Exercise 3.2 — autocorrelation of the random-phase sine

For $x(t) = A\cos(2\pi\nu_0 t + \varphi)$ with $\varphi$ uniform on $[0, 2\pi)$, compute $R_x(\tau) = \langle x(t)\,x(t+\tau) \rangle$ by doing the integral over $\varphi$.

Solution

Use $\cos\alpha\cos\beta = \tfrac12[\cos(\alpha-\beta) + \cos(\alpha+\beta)]$ with $\alpha = 2\pi\nu_0 t + \varphi$, $\beta = 2\pi\nu_0 (t+\tau) + \varphi$: $$ x(t)x(t+\tau) = \frac{A^2}{2}\Big[\cos(2\pi\nu_0\tau) + \cos\!\big(2\pi\nu_0(2t+\tau) + 2\varphi\big)\Big]. $$ Averaging over $\varphi$: the first term has no $\varphi$ and survives; the second is a cosine averaged over a full period of $2\varphi$, $\frac{1}{2\pi}\int_0^{2\pi}\cos(\cdot + 2\varphi)\,d\varphi = 0$. Hence $R_x(\tau) = \tfrac{A^2}{2}\cos(2\pi\nu_0\tau)$, independent of $t$ — the process is wide-sense stationary, and $R_x(0) = A^2/2$ is the familiar mean-square value of a sine.

Exercise 3.3 — the frozen constant

Let $x(t) = c$ for all $t$, with $c \sim \mathcal{N}(0,1)$ drawn once per realization. Is this process stationary? Is it ergodic?

Solution

Stationary: yes. Every realization is constant, so shifting time changes nothing: $\mu(t) = \langle c \rangle = 0$ and $R_x(t_1,t_2) = \langle c^2 \rangle = 1$ for all times — statistics fully shift-invariant. Ergodic: no. The time average of one realization is $\frac{1}{T}\int_0^T c\,dt = c$, a random number that does not converge to the ensemble mean $0$ no matter how long $T$ is. One movie explores exactly one point of the ensemble.

Exercise 3.4 — your oscilloscope's "average" mode

A scope in averaging mode acquires 64 triggered traces and averages them point by point. Is that a time average or an ensemble average? Under what conditions does it agree with a time average along one long record?

Solution

It is an ensemble average: each trigger starts a fresh realization of the noise, and the scope averages across the 64 realizations at fixed time-after-trigger. That is precisely why it works — the trigger-synchronous signal is the same in every realization and survives, while zero-mean noise averages down as $1/\sqrt{64} = 1/8$ in amplitude. It agrees with a time average along one record when the noise is stationary and ergodic and nothing distinguishes one trigger from the next (no trigger-correlated pickup, no drift between acquisitions).
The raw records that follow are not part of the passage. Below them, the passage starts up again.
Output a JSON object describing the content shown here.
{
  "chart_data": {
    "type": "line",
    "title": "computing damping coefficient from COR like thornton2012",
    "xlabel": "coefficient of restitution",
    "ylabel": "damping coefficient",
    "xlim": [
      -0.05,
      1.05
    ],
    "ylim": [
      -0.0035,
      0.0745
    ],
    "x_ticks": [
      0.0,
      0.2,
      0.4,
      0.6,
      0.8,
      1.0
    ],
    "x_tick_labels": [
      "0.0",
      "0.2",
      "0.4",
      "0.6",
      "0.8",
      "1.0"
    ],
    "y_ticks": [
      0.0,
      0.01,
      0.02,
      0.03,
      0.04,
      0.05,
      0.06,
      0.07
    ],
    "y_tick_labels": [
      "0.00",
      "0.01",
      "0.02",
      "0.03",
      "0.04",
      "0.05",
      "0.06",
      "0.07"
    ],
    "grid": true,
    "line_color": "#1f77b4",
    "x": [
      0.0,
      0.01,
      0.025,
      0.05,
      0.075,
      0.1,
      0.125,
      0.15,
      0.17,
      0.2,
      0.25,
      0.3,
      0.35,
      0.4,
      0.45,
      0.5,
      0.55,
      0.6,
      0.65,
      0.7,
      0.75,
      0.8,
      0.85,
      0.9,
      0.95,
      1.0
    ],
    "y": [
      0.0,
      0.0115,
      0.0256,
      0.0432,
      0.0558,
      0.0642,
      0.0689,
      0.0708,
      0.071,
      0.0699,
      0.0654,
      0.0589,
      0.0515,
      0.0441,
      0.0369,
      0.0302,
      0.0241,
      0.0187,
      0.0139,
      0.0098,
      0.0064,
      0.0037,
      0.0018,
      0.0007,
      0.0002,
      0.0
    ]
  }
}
If the setup drifts between triggers — non-stationarity — the 64 movies come from different ensembles, and the average blurs the signal instead of cleaning it.

Exercise 3.5 — how long until it wanders off?

Your laser is free-running (no lock), and its frequency random-walks with $\sigma = 100$ kHz$/\sqrt{\text{s}}$, i.e. $\mathrm{Var} = \sigma^2 t$. (a) Estimate how long you typically have before it has wandered by 100 MHz. (b) A famous subtlety: the walk reaches any level eventually (with probability 1), yet the mean time to first reach a level is infinite. How can both be true, and what does that mean for your answer to (a)?

Solution

(a) Set $\sigma\sqrt{t} \sim 100$ MHz: $t \sim (10^8/10^5)^2 = 10^6$ s — about two weeks for a typical excursion of that size (in practice drift, not the walk, gets you first). (b) The distribution of first-passage times is extremely heavy-tailed: most realizations cross early, but the rare ones that happen to start off in the wrong direction can take arbitrarily long, and those long tails diverge when you compute the mean. So "typical time" (the median, roughly the estimate in (a)) is meaningful; "average time" is not. Whenever a quantity has a heavy-tailed distribution, quote a quantile, not a mean — the same lesson as quoting flicker noise per decade rather than as one RMS number.